Ultimately the incidental take, as it is named in the regulation, will include 31 million marine mammals, an increase of 200 percent compared with the Navy's past take requests, the group said.

"We're talking about a staggering and unprecedented amount of harm to more than 40 species of marine mammals that should give any federal agency involved, be it the Navy or the National Marine Fisheries Service, pause," NRDC attorney Zak Smith said in a statement.

"NMFS has been charged by Congress to protect these mammals, not sanction their deaths," he added. "Giving the Navy the green light to harm marine mammals 31 million times is completely counter to NMFS mission and common sense."

Incidental take spans a wide range of harms, including destruction of habitat, physical injury and death.

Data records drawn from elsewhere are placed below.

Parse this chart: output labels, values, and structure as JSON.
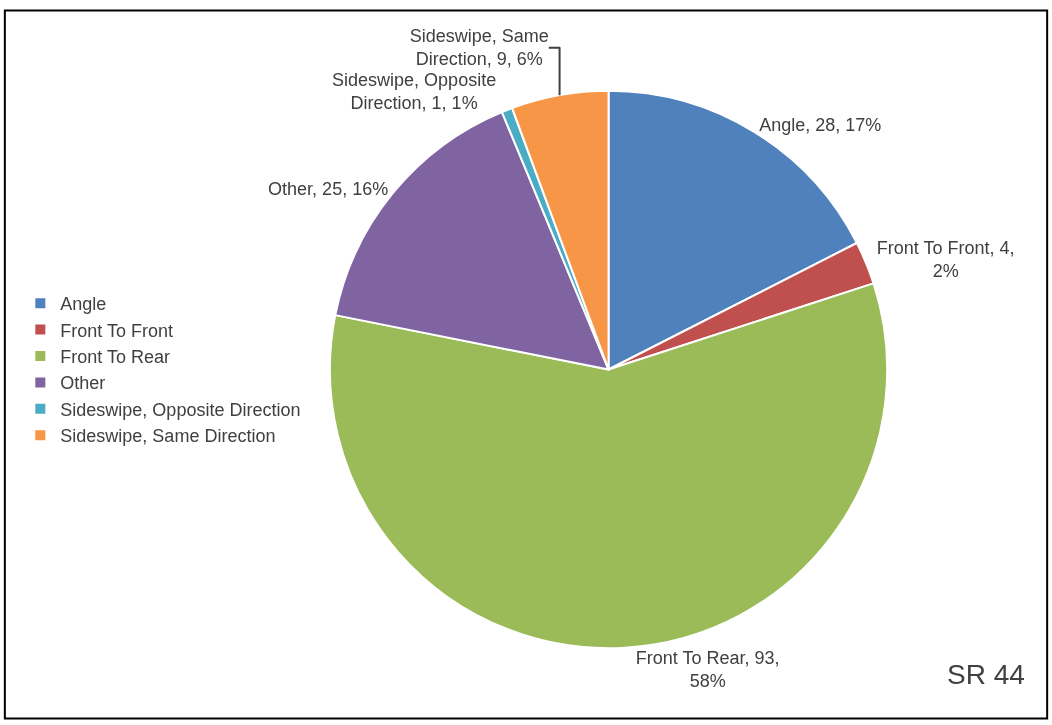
{
  "chart_data": {
    "type": "pie",
    "categories": [
      "Angle",
      "Front To Front",
      "Front To Rear",
      "Other",
      "Sideswipe, Opposite Direction",
      "Sideswipe, Same Direction"
    ],
    "values": [
      28,
      4,
      93,
      25,
      1,
      9
    ],
    "colors": [
      "#4f81bd",
      "#c0504d",
      "#9bbb59",
      "#8064a2",
      "#4bacc6",
      "#f79646"
    ],
    "value_labels": [
      "Angle, 28, 17%",
      "Front To Front, 4, 2%",
      "Front To Rear, 93, 58%",
      "Other, 25, 16%",
      "Sideswipe, Opposite Direction, 1, 1%",
      "Sideswipe, Same Direction, 9, 6%"
    ],
    "legend": "left",
    "annotations": [
      "SR 44"
    ]
  }
}
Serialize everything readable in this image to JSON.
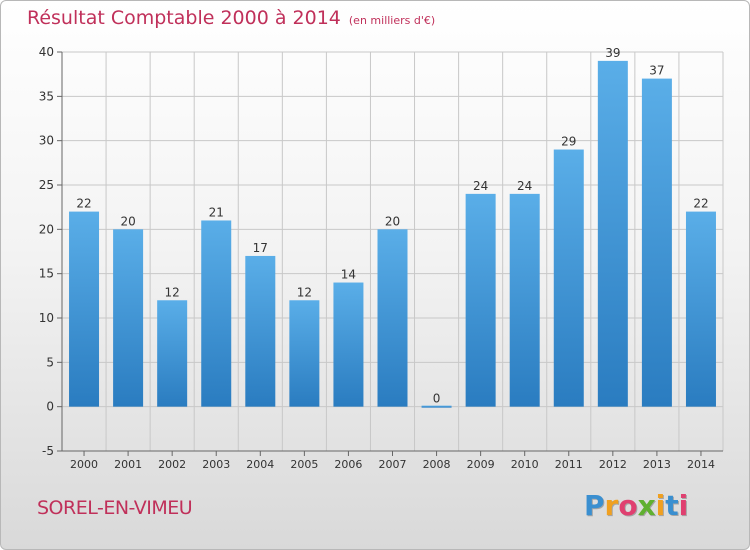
{
  "chart_data": {
    "type": "bar",
    "title": "Résultat Comptable 2000 à 2014",
    "subtitle": "(en milliers d'€)",
    "categories": [
      "2000",
      "2001",
      "2002",
      "2003",
      "2004",
      "2005",
      "2006",
      "2007",
      "2008",
      "2009",
      "2010",
      "2011",
      "2012",
      "2013",
      "2014"
    ],
    "values": [
      22,
      20,
      12,
      21,
      17,
      12,
      14,
      20,
      0,
      24,
      24,
      29,
      39,
      37,
      22
    ],
    "ylim": [
      -5,
      40
    ],
    "yticks": [
      -5,
      0,
      5,
      10,
      15,
      20,
      25,
      30,
      35,
      40
    ],
    "xlabel": "",
    "ylabel": "",
    "grid": true
  },
  "footer": {
    "city": "SOREL-EN-VIMEU",
    "logo_letters": [
      "P",
      "r",
      "o",
      "x",
      "i",
      "t",
      "i"
    ]
  },
  "colors": {
    "title": "#c0305a",
    "bar_light": "#5aaee8",
    "bar_dark": "#2a7cc0",
    "logo": [
      "#3a8fd0",
      "#f0a020",
      "#e04070",
      "#60b030",
      "#f0a020",
      "#3a8fd0",
      "#e04070"
    ]
  }
}
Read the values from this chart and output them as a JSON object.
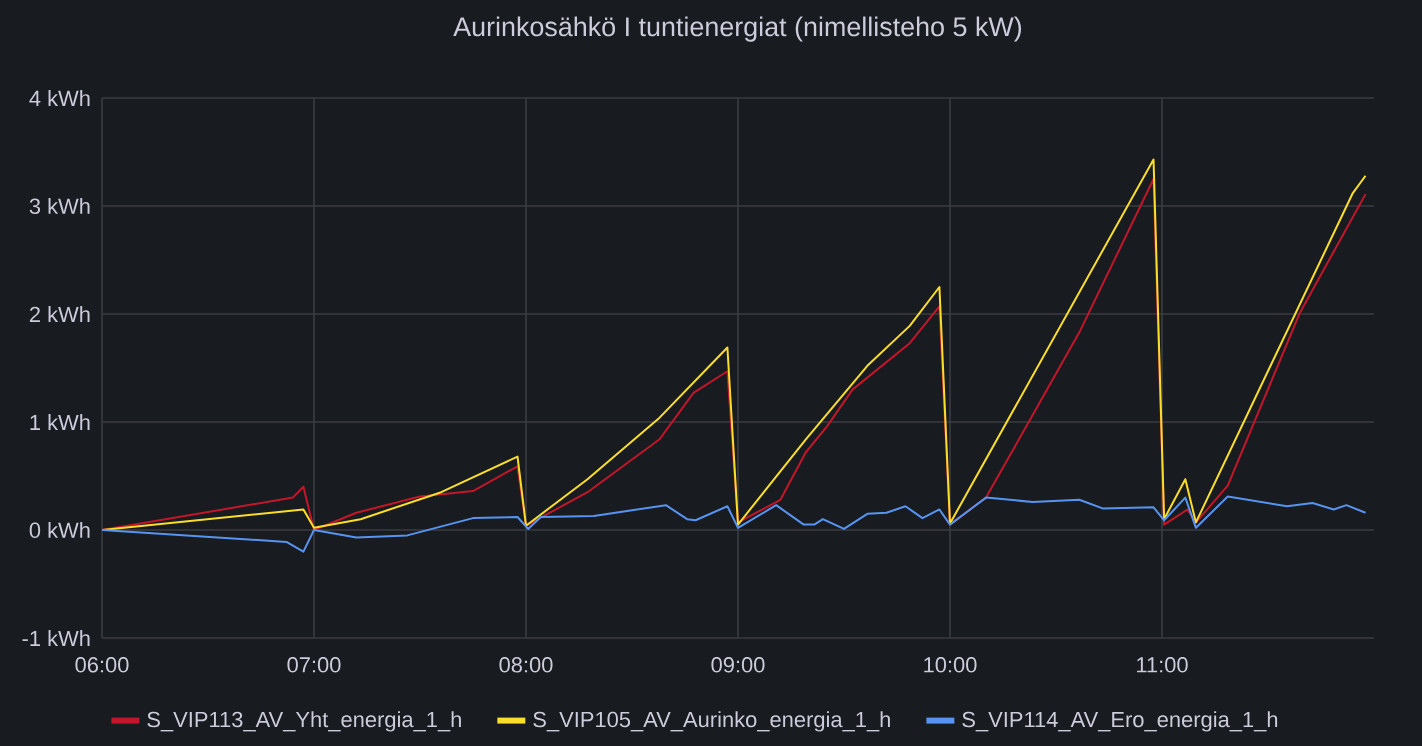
{
  "chart_data": {
    "type": "line",
    "title": "Aurinkosähkö I tuntienergiat (nimellisteho 5 kW)",
    "xlim": [
      6,
      12
    ],
    "xticks": [
      {
        "value": 6,
        "label": "06:00"
      },
      {
        "value": 7,
        "label": "07:00"
      },
      {
        "value": 8,
        "label": "08:00"
      },
      {
        "value": 9,
        "label": "09:00"
      },
      {
        "value": 10,
        "label": "10:00"
      },
      {
        "value": 11,
        "label": "11:00"
      }
    ],
    "ylim": [
      -1,
      4
    ],
    "yticks": [
      {
        "value": -1,
        "label": "-1 kWh"
      },
      {
        "value": 0,
        "label": "0 kWh"
      },
      {
        "value": 1,
        "label": "1 kWh"
      },
      {
        "value": 2,
        "label": "2 kWh"
      },
      {
        "value": 3,
        "label": "3 kWh"
      },
      {
        "value": 4,
        "label": "4 kWh"
      }
    ],
    "grid": true,
    "legend": "bottom",
    "marker": "none",
    "line_style": "solid",
    "series": [
      {
        "name": "S_VIP113_AV_Yht_energia_1_h",
        "color": "#c4162a",
        "x": [
          6.0,
          6.9,
          6.95,
          7.0,
          7.2,
          7.5,
          7.75,
          7.96,
          8.0,
          8.29,
          8.63,
          8.79,
          8.95,
          9.0,
          9.2,
          9.32,
          9.42,
          9.54,
          9.81,
          9.95,
          10.0,
          10.17,
          10.61,
          10.96,
          11.01,
          11.12,
          11.16,
          11.31,
          11.65,
          11.96
        ],
        "values": [
          0,
          0.3,
          0.4,
          0,
          0.16,
          0.31,
          0.36,
          0.59,
          0.04,
          0.35,
          0.84,
          1.27,
          1.47,
          0.07,
          0.28,
          0.72,
          0.96,
          1.3,
          1.73,
          2.07,
          0.05,
          0.3,
          1.83,
          3.25,
          0.05,
          0.19,
          0.07,
          0.41,
          2.01,
          3.11
        ]
      },
      {
        "name": "S_VIP105_AV_Aurinko_energia_1_h",
        "color": "#fade2a",
        "x": [
          6.0,
          6.95,
          7.0,
          7.22,
          7.6,
          7.96,
          8.0,
          8.29,
          8.63,
          8.95,
          9.0,
          9.32,
          9.61,
          9.81,
          9.95,
          10.0,
          10.96,
          11.01,
          11.11,
          11.16,
          11.9,
          11.96
        ],
        "values": [
          0,
          0.19,
          0.02,
          0.1,
          0.35,
          0.68,
          0.04,
          0.47,
          1.04,
          1.69,
          0.05,
          0.84,
          1.52,
          1.89,
          2.25,
          0.06,
          3.43,
          0.1,
          0.47,
          0.07,
          3.12,
          3.28
        ]
      },
      {
        "name": "S_VIP114_AV_Ero_energia_1_h",
        "color": "#5794f2",
        "x": [
          6.0,
          6.87,
          6.95,
          7.0,
          7.2,
          7.44,
          7.75,
          7.96,
          8.01,
          8.07,
          8.32,
          8.66,
          8.76,
          8.8,
          8.95,
          9.0,
          9.18,
          9.31,
          9.36,
          9.4,
          9.5,
          9.61,
          9.7,
          9.79,
          9.87,
          9.95,
          10.0,
          10.17,
          10.39,
          10.61,
          10.72,
          10.96,
          11.01,
          11.11,
          11.16,
          11.31,
          11.59,
          11.71,
          11.81,
          11.87,
          11.96
        ],
        "values": [
          0,
          -0.11,
          -0.2,
          0,
          -0.07,
          -0.05,
          0.11,
          0.12,
          0.01,
          0.12,
          0.13,
          0.23,
          0.1,
          0.09,
          0.22,
          0.02,
          0.23,
          0.05,
          0.05,
          0.1,
          0.01,
          0.15,
          0.16,
          0.22,
          0.11,
          0.19,
          0.05,
          0.3,
          0.26,
          0.28,
          0.2,
          0.21,
          0.09,
          0.3,
          0.02,
          0.31,
          0.22,
          0.25,
          0.19,
          0.23,
          0.16
        ]
      }
    ]
  }
}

The proposed rule will result in millions of instances of temporary and permanent hearing loss to whales and dolphins, "and nearly 350 deaths from Navy explosions, vessels that strike marine mammals, and sonar exercises," the NRDC said.

In an NRDC blog post, Smith complained that the Navy has just one strategy to minimize harm to marine mammals: using lookouts to spot the animals "and then limit the use of sonar when they get too close."

This approach is "demonstrably ineffective and inadequate," Smith wrote in the entry, dated Oct. 5, 2012.

"It's ineffective because, as the Navy admits, lookouts on Navy ships only detect about 9 percent of whales and dolphins in the best of conditions," he added. "It's inadequate because the Navy's own analysis shows that some of the most severe impacts, such as permanent hearing loss, will occur well beyond the Navy's 'too close' zone. How else then does the Navy propose that the harm from its activities can be limited? It doesn't. Its analysis and application to NMFS fail to present decision makers with any alternatives or mitigation measures that would appreciably reduce the harm to whales and dolphins."

More than 550,000 people have signed a petition at Signon.org to put an end to the "killing and harassment of marine mammals by navy sonar," the NRDC said.

The public has until March 11, 2013, to make comments on the rule.